The rising junior infielder from Bangor High School had seen it all during his first two years with the Rams. First, he helped the team capture its fifth consecutive Class A state championship as a freshman in 2018 and then last spring he experienced the program’s first season out of the playoffs in 35 years.
“I was ready to get right back out here this summer,” Neel said. “I think we all were. It just shows how much of a drive we have to be successful.”
Neel is among 32 of the 36 players on Bangor’s 2019 varsity and junior varsity rosters now competing for the city’s Senior Legion and Junior Legion baseball programs. It’s mostly for the love of the game, but it’s also an effort to gain experience in a push for playoff success come 2020.
“There are a lot of young guys out here that are improving,” Dave Morris, head coach of both the Bangor High School varsity and Coffee News Comrades Senior Legion teams, said before Thursday’s Legion contest at Mansfield Stadium in Bangor against R.H. Foster of Hampden.
“They played a lot during the high school season and obviously we had a tough season, but baseball-wise we were getting better.”
Morris knows the value of a commitment to offseason improvement. He was the starting catcher on the last Bangor High School team that did not qualify for postseason play in 1984 despite a 9-7 record.
The next year Morris and the Rams went 20-0 and won the Class A state title.
Continued improvement for next year’s high school contingent largely involves experience, as one factor in Bangor’s recent success is the number of games the teams have played.
The high school squad played 20 games in each of its five state championship seasons and the Senior Legion program has played 30 to 40 additional games during its five-summer run that includes state titles in 2014, 2015 and 2017, a runner-up finish in 2016 and a third-place effort in 2018.
“Baseball is a game of repetition,” Morris said. “We’ve gotten outside more this summer in the few weeks we’ve played than we did all spring, and that in itself is a bonus for everybody.
The Legion teams will face better pitching and face more good hitters during their season.
Bangor High finished 4-12 last spring with nine losses coming by one or two runs. The Rams averaged only 2.2 runs in those narrow defeats.
“We lost by [one or two runs] in more than 50 percent of our games,” Neel said. “It’s just one more big hit for us in those games and it flips our record the other way.”
That motivates Neel and his Bangor High teammates as they play at the Senior Legion level this summer. Two of Bangor’s recent state championship victories were one-run decisions — 5-4 over South Portland in 2015 and 4-3 over Falmouth in 2017 — along with several other memorable victories on the Rams’ way to the title games.
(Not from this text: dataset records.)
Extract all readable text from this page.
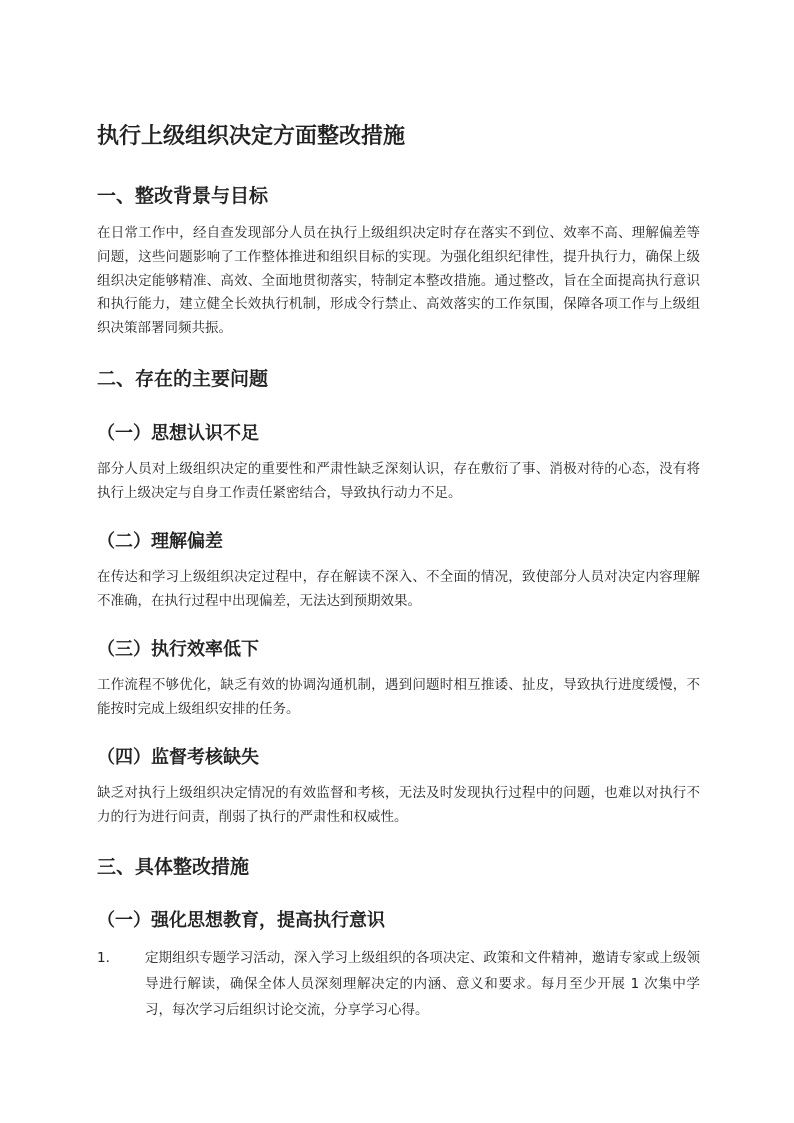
执行上级组织决定方面整改措施
一、整改背景与目标

在日常工作中，经自查发现部分人员在执行上级组织决定时存在落实不到位、效率不高、理解偏差等问题，这些问题影响了工作整体推进和组织目标的实现。为强化组织纪律性，提升执行力，确保上级组织决定能够精准、高效、全面地贯彻落实，特制定本整改措施。通过整改，旨在全面提高执行意识和执行能力，建立健全长效执行机制，形成令行禁止、高效落实的工作氛围，保障各项工作与上级组织决策部署同频共振。

二、存在的主要问题
（一）思想认识不足

部分人员对上级组织决定的重要性和严肃性缺乏深刻认识，存在敷衍了事、消极对待的心态，没有将执行上级决定与自身工作责任紧密结合，导致执行动力不足。

（二）理解偏差

在传达和学习上级组织决定过程中，存在解读不深入、不全面的情况，致使部分人员对决定内容理解不准确，在执行过程中出现偏差，无法达到预期效果。

（三）执行效率低下

工作流程不够优化，缺乏有效的协调沟通机制，遇到问题时相互推诿、扯皮，导致执行进度缓慢，不能按时完成上级组织安排的任务。

（四）监督考核缺失

缺乏对执行上级组织决定情况的有效监督和考核，无法及时发现执行过程中的问题，也难以对执行不力的行为进行问责，削弱了执行的严肃性和权威性。

三、具体整改措施
（一）强化思想教育，提高执行意识
1.	定期组织专题学习活动，深入学习上级组织的各项决定、政策和文件精神，邀请专家或上级领导进行解读，确保全体人员深刻理解决定的内涵、意义和要求。每月至少开展 1 次集中学习，每次学习后组织讨论交流，分享学习心得。
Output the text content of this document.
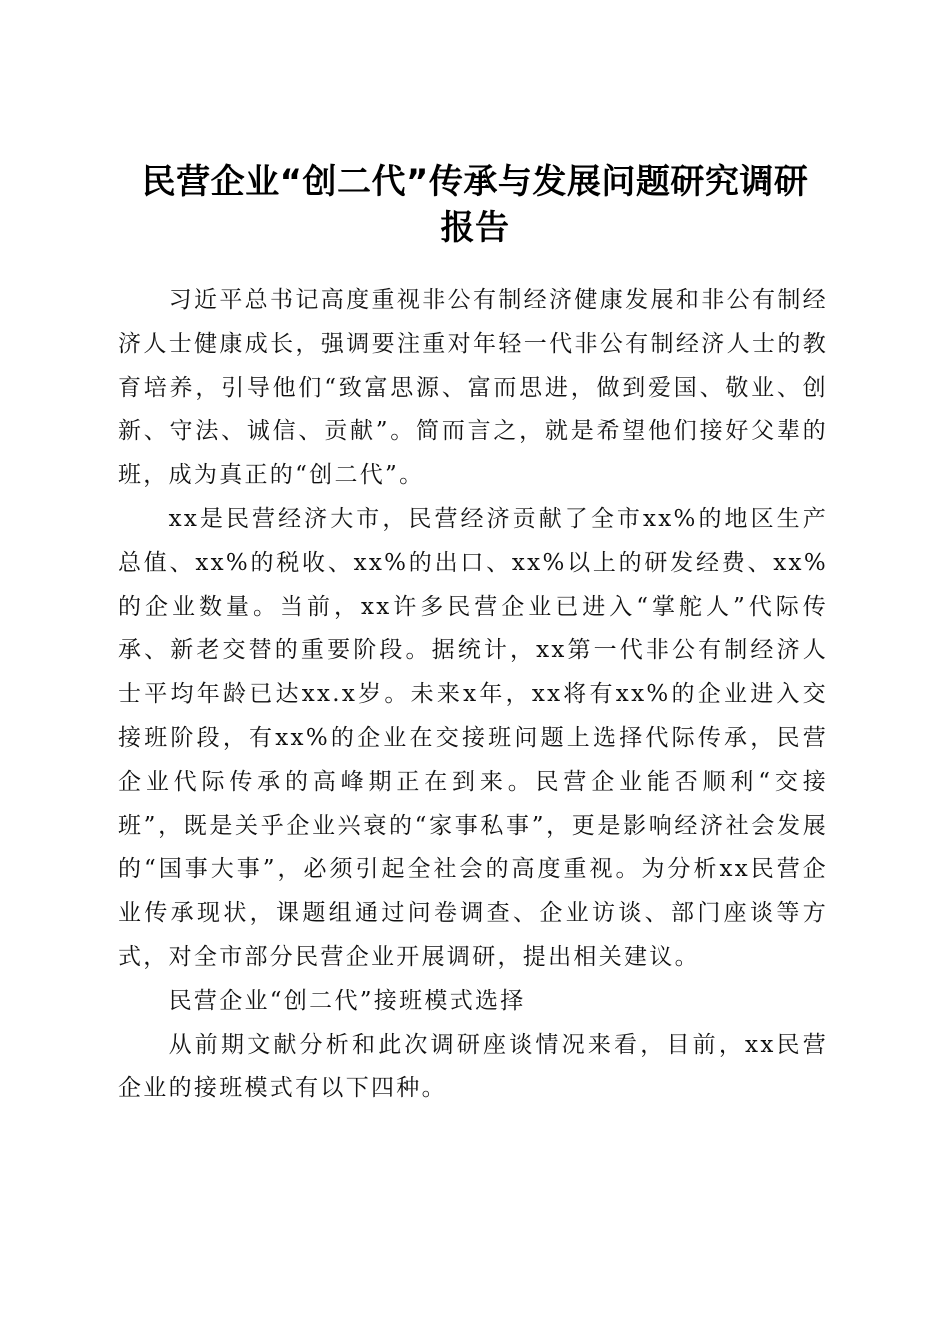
民营企业“创二代”传承与发展问题研究调研
报告

习近平总书记高度重视非公有制经济健康发展和非公有制经济人士健康成长，强调要注重对年轻一代非公有制经济人士的教育培养，引导他们“致富思源、富而思进，做到爱国、敬业、创新、守法、诚信、贡献”。简而言之，就是希望他们接好父辈的班，成为真正的“创二代”。

xx是民营经济大市，民营经济贡献了全市xx%的地区生产总值、xx%的税收、xx%的出口、xx%以上的研发经费、xx%的企业数量。当前，xx许多民营企业已进入“掌舵人”代际传承、新老交替的重要阶段。据统计，xx第一代非公有制经济人士平均年龄已达xx.x岁。未来x年，xx将有xx%的企业进入交接班阶段，有xx%的企业在交接班问题上选择代际传承，民营企业代际传承的高峰期正在到来。民营企业能否顺利“交接班”，既是关乎企业兴衰的“家事私事”，更是影响经济社会发展的“国事大事”，必须引起全社会的高度重视。为分析xx民营企业传承现状，课题组通过问卷调查、企业访谈、部门座谈等方式，对全市部分民营企业开展调研，提出相关建议。

民营企业“创二代”接班模式选择

从前期文献分析和此次调研座谈情况来看，目前，xx民营企业的接班模式有以下四种。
“Even [in 2018] in our big games we’d be the team winning by one run, and that means we got the extra hit that day,” Neel said. “It wasn’t a question of effort, it wasn’t a question of how hard we worked.”
Bangor’s efforts this summer to capture another American Legion championship and build the foundation for a return to high school postseason play is being aided by the presence of several older players.
“I see a lot of potential,” said Tyler Parke, a former Bangor High standout who returned to the Comrades this summer after completing his freshman season at the University of Southern Maine.
“I think a lot of them are starting to get it playing with older guys like Nick Canarr, me, [Zach] Cowperthwaite and [Noah] Missbrenner. They’re starting to see how it goes and see what it takes, not necessarily to win championships, but to be a successful team.
“Being a successful team is not about winning championships. It’s about winning and working hard and doing tough things well.”